At least five times a year, I hear someone make the claim that everything is story. All communications are stories, stories tie everything together, stories are the key to human understanding. “Going back to our earliest days, when we were gathered around a campfire” is a common way to invoke the basic, primal importance of the story.
I’m always skeptical of any concept that attempts to explain it all or under which everything can be captured. Can it really be that easy? Isn’t it more likely that we’re spreading the concept so thin to make it apply to everything that it’s virtually useless? (Try analogous reasoning around the physical sciences: it’s all atoms! Chemistry, biology, physics, whatever . . . it’s all atoms, it’s all physics.)
The bigger point (than my own bias away from silver bullets and big Big BIG statements) is that there are a lot of other impulses that engage people — and they’re not story. The NY Times recently did a story on the Angry Birds craze, noting that people are playing Angry Brids for 200 million minutes a day. No matter what number of people you put under 200,000,000 as the denominator, that’s a very engaged audience.
So, what’s the story? Really, what is the story that is pulling people into this craze?
Well, you see, these pigs have
Technically, that is a story and story fetishists can take comfort in that. But does anyone care? Is anyone really wondering what the mystery is? (Actually, I am now . . . but that’s not why I played through twice.) People are putting serious time into this for another reason: we like to think, we like to solve puzzles, we like to challenge our brains in new and interesting ways. Other crazes, such as Sudoku, crossword puzzles, Brain Age and Madden have even less, in fact no, story. But look at how engaged people are with them.

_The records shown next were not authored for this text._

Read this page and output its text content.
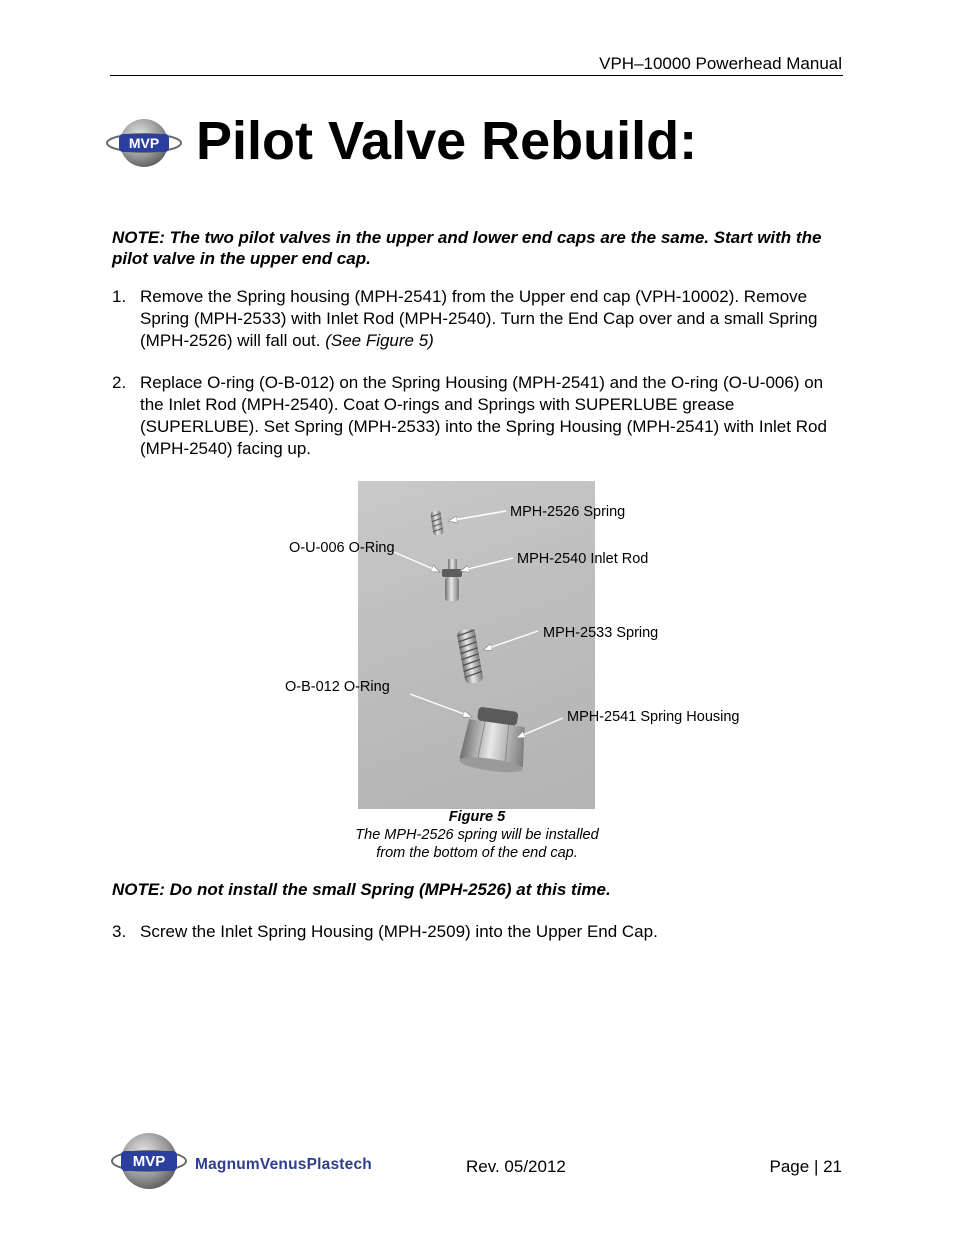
VPH–10000 Powerhead Manual
MVP Pilot Valve Rebuild:
NOTE: The two pilot valves in the upper and lower end caps are the same. Start with the pilot valve in the upper end cap.
1. Remove the Spring housing (MPH-2541) from the Upper end cap (VPH-10002). Remove Spring (MPH-2533) with Inlet Rod (MPH-2540). Turn the End Cap over and a small Spring (MPH-2526) will fall out. (See Figure 5)
2. Replace O-ring (O-B-012) on the Spring Housing (MPH-2541) and the O-ring (O-U-006) on the Inlet Rod (MPH-2540). Coat O-rings and Springs with SUPERLUBE grease (SUPERLUBE). Set Spring (MPH-2533) into the Spring Housing (MPH-2541) with Inlet Rod (MPH-2540) facing up.
MPH-2526 Spring
O-U-006 O-Ring
MPH-2540 Inlet Rod
MPH-2533 Spring
O-B-012 O-Ring
MPH-2541 Spring Housing
Figure 5
The MPH-2526 spring will be installed
from the bottom of the end cap.
NOTE: Do not install the small Spring (MPH-2526) at this time.
3. Screw the Inlet Spring Housing (MPH-2509) into the Upper End Cap.
MVP MagnumVenusPlastech	Rev. 05/2012	Page | 21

This is an impulse as old as storytelling, and arguably built into our savanna-evolved minds even more deeply: solving puzzles. The riddle of the sphinx is an ancient legendary moment, representing the application of our brains to larger symbols and ideas, the solving of puzzles. The act of cutting through complexity and noise and bewilderment to find an elegant answer is a deeply, sigh-worthy, and satisfying impulse. Game designers know this. Sure, you need a story that grounds it, but at the end of the day, we get the dopamine dripping by providing interesting problems to solve. So much more important is that dopamine drip that you can even throw a ridiculous story – with no ending! – at it.